Thursday 14 October 2010

A History of Horror with Mark Gatiss (BBC4)

The former star of League of Gentlemen and now novelist and writer on Dr Who and Sherlock brings us a documentary series about Horror movies. This first part looked at the first golden age of Hollywood horror, from the 1920's to the 1950's.

Gatiss openly admits that this series will be about very personal horror movies and he is clearly passionate with the films he discusses, but everything is somehow very dry. You expect such a creative, funny writer to bring some fun to the script, but he doesn't. Instead he delivers information in an overly theatrical way which, I assume, was intended to bring the fun to it, but he came across more like a paedophile museum guide for a school trip. Creepy.

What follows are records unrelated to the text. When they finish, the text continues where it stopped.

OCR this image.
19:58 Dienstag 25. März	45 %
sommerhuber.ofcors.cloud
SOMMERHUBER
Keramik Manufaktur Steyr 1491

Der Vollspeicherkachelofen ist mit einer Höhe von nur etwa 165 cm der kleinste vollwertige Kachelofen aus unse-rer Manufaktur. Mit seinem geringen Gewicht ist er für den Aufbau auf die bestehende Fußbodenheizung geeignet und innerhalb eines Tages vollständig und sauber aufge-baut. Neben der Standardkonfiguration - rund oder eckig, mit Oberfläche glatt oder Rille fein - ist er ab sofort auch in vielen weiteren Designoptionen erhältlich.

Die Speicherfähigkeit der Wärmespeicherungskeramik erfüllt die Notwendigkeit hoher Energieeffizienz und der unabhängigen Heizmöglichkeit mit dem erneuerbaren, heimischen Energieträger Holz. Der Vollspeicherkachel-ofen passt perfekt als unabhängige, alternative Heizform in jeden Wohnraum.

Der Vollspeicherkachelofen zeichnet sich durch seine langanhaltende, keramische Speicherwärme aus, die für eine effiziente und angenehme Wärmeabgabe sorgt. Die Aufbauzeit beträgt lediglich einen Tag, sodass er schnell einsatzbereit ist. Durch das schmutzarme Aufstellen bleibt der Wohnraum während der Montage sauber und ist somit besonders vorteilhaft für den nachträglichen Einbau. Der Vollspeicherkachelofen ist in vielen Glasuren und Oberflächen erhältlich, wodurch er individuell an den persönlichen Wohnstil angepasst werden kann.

I worried early on that this was just going to be another documentary about the same old films as the first 15 minutes mainly cover Dracula and Frankenstein, but things get more interesting after that with sections on James Whale, Freaks and RKO. By using Darcula and Frankenstein the episode does has an arc as Lugosi and Karloff stories litter the hour and finish it off.

Despite the dry yet perverse delivery this was a pretty interesting hour and I learnt quite a bit; the middle 30 being particularly good. The second episode looks like it's going to cover Hammer although I hope it covers more. And I hope there's more John Carpenter, I want to listen to him talk about Horror, not the (now) 100 year old woman who was in Dracula.